20年前の楓ちゃん誘拐殺人「伝え続ける」…定年迎える校長、校舎玄関にほほえむ写真掲げる
児童たちは今、楓さんの写真を見て「楓ちゃんや」「ブランコが好きやったんやろ」などと口にするという。
事件を知らない教員も増え、後藤さんは、誘拐現場を案内したり、当時の校長やPTA会長に講演を依頼したりしている。来年3月に定年を控え、「先生たちに思いを託し、みんなが楓ちゃんのことを伝え続けてほしい」と願う。
今年4月、同小に初めて赴任した教頭の佃拓也さん(38)は「後藤先生の楓ちゃんへの思いは強い。当時の人との関わりを大切にしながら、先を見据えてくれている」と感謝する。「事件から命の大切さを伝えていくのは、この学校にしかできないこと」と話し、後藤さんの取り組みを続けていくつもりだ。

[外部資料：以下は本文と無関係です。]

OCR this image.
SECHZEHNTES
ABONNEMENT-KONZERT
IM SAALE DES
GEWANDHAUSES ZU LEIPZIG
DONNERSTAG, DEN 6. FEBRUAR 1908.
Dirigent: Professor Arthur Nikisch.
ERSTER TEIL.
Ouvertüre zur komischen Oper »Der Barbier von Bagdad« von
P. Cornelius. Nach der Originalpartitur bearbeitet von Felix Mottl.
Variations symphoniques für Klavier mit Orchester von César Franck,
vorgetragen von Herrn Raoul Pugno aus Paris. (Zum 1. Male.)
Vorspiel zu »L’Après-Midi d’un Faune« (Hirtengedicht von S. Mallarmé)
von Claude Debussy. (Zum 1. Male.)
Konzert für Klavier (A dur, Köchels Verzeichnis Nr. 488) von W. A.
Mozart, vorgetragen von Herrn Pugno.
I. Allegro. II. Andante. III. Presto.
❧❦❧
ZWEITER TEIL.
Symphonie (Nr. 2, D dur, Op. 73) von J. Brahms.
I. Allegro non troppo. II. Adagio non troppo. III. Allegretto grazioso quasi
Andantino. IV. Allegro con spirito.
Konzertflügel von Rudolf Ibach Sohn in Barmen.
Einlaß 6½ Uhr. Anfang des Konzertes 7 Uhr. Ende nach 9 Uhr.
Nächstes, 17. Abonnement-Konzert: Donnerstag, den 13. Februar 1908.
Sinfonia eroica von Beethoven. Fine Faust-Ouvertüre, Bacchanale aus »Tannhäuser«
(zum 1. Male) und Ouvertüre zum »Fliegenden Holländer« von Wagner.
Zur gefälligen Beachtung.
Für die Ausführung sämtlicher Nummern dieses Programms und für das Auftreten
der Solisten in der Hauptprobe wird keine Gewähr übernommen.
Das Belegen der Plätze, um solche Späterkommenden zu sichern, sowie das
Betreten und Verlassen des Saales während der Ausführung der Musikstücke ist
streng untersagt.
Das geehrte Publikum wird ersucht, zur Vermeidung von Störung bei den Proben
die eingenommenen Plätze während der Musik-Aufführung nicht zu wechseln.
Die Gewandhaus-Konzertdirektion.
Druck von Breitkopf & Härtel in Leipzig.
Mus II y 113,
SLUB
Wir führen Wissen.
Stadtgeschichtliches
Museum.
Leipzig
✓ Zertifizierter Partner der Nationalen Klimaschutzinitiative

今年の追悼集会は15日に開かれる。後藤さんが、子どもたちに一番伝えたいことは、事件から20年、ずっと変わらない。「『またね』と簡単にあいさつするけど、また会えるのは当たり前じゃない。だから、一瞬一瞬を大事に生きてほしい」
◆奈良女児誘拐殺害事件=2004年11月17日、奈良市の有山楓さん(当時7歳)が、下校途中に小林薫・元死刑囚に誘拐された後、殺害された。小林元死刑囚は同12月30日に逮捕され、殺人罪などで死刑が確定。13年に刑が執行された。